Going Once, Twice — Sold!
With a small-town real estate market hobbled by factory and store closings, Greg A. Storey used an auction to close a sale for almost double the market price.
April 1, 2008
Location: Eads, Colo.
Square footage: 1,098 square feet
Lot size: 6,000 square feet
Year built: 1940s
Extras: Basement and carport
THE CHALLENGE: The house is located in Eads, a town with a population of about 700, and is about 90 miles from Greg A. Storey’s office in Juno, Colo. In 2005, Storey, an accredited auctioneer of real estate and owner of Heart G Auction & Realty, got the less-than-perfect listing. He says the home had asbestos siding, electric wall heat, and foundation problems. But the biggest obstacles were the sagging housing market and plant closings that plagued the area.
“Eads is a small town that’s drying up,” Storey says. “Three homes were sold during 2005 in Eads. And with 12 homes for sale when I got my listing in November 2005, I was facing a market that basically had a four-year supply of homes for sale.”
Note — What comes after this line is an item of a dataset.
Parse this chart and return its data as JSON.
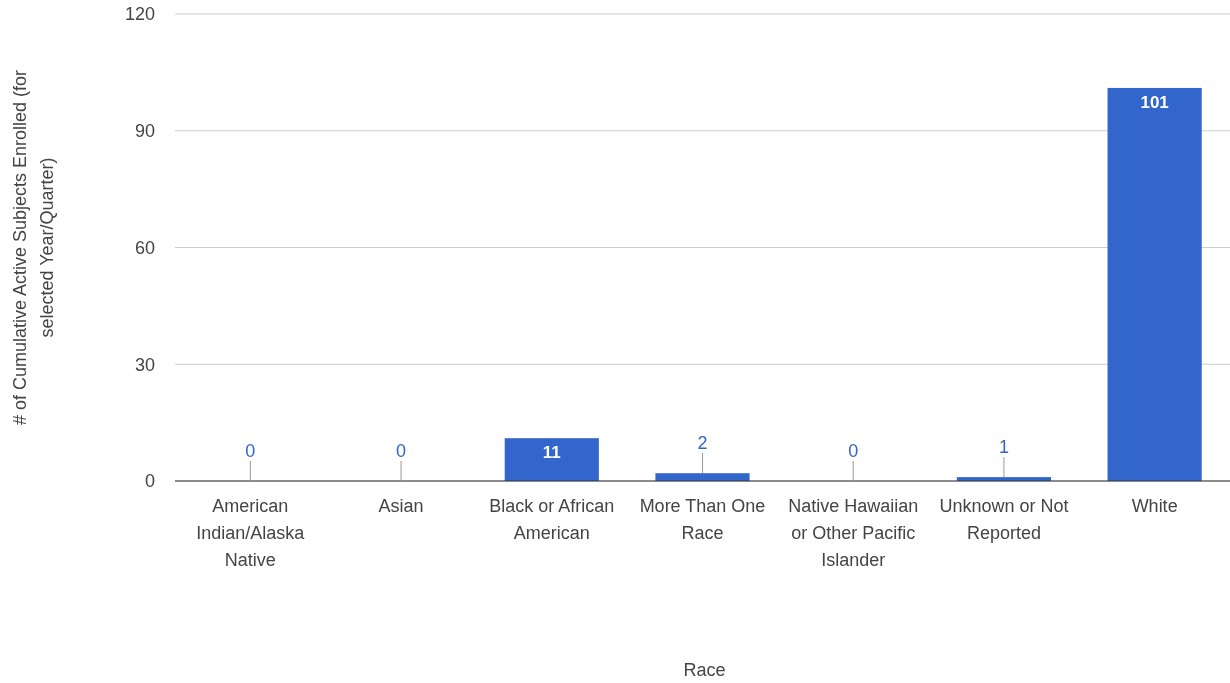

Storey held one auction preview, with one attendee, prior to Thanksgiving. Then, right after Thanksgiving, the bus plant in Lamar, Colo. (about 30 miles south of Eads), which employed about 20 percent of the town’s population, announced it was closing. The same week, a major retail store that drew people for 100 miles to its location in La Junta, Colo., reported it too would close.
“With these two announcements, the entire area was in a gloomy mood and hopes for a real estate sale were rapidly diminishing,” Storey says. “And with no buyers and a house you would be lucky to get $6,000 for, it was obvious that no broker wanted to list the property and drive 60 miles round trip just to show it.”
So how did you overcome the challenge?
STOREY: I placed ads in the newspaper and posted signs and fliers promoting an auction for the property around the town. I also held a real estate auction preview two weeks before the actual auction that lasted about 90 minutes. It was attended by two people. I called the owner’s nephew in Oregon and informed him of the economic downturn in the area, and he said he would leave it in my hands to do my best. So as my wife and I drove to Eads to conduct the auction, held at the property Dec. 3, it didn’t look good.
How were you able to get it sold through auction?
STOREY: I ended up holding two auctions and one preview two weeks before the final auction. I had three bidders sign up for the final auction. The first was a man known for buying properties and renting them out. The other two bidders were the neighbors on each side of the property. The bidding started at $500. Nine minutes later I announced the property sold to the neighbor to the north at $9,950. We closed Dec. 30.
Is this what you expected the property to sell for?
STOREY: In checking the market, I learned that the two other almost identical homes that sold that year brought $4,000 and $5,000 respectively. So we got a good price for the home.
The person who bought the house had heard about the auction from the newspaper ads, signs, and fliers I posted in mailboxes and around town. He then resold the home to a young couple for $12,000. They invested a lot of money in the home, and it is reportedly now a town showpiece.
What do you attribute to closing the deal so quickly and getting such a great price?
STOREY: The house probably wouldn’t have sold, and not as quickly, without the auction process. The system and speed of auction marketing definitely drummed up enthusiasm with buyers and closed the deal quickly.
How did you get the listing?
STOREY: In October 2005, I received a call from the owner’s nephew. He lived in Oregon and was referred to me by a broker who had recommended me for a fast sale. The nephew said his aunt had a house in Eads but had to move into a nursing home in Ordway, Colo., and would never be able to live on her own again. The nephew had power of attorney. I had an auctioneer who I work with drive by the house and tell me about it. And I met the nephew at a truck stop and talked about my marketing strategy. He asked me what we had to do to start the process. I went to my car, got my laptop and my battery-operated printer, returned to the truck stop, pulled two tables together, set up my work area, wrote up the contract, and within 20 minutes, we were done.
How much did you spend marketing the home?
STOREY: The total advertising budget for the auction, with fliers, signs, and three newspaper ads, was $262.
How many times did you show the property?
STOREY: Three times. Once during the first auction preview and twice during the second.
How did you get started in real estate?
STOREY: I worked my way through college working in the livestock auction field in the 1970s. I became a certified auctioneer and started my own auction company in 2000, got my real estate license in January 2003, and started my real estate company in June 2005.
What lessons did you learn from this transaction?
STOREY: If anything, the experience taught me to not give up. As one of only about 320 accredited auctioneers in real estate nationwide, I’m often asked to speak about how auctions work and my most successful real estate auction. Even though I have sold many six-figure properties at auction, I always find myself telling the story of the little house in Eads that bucked the economic odds and sold for almost double what everyone thought it would.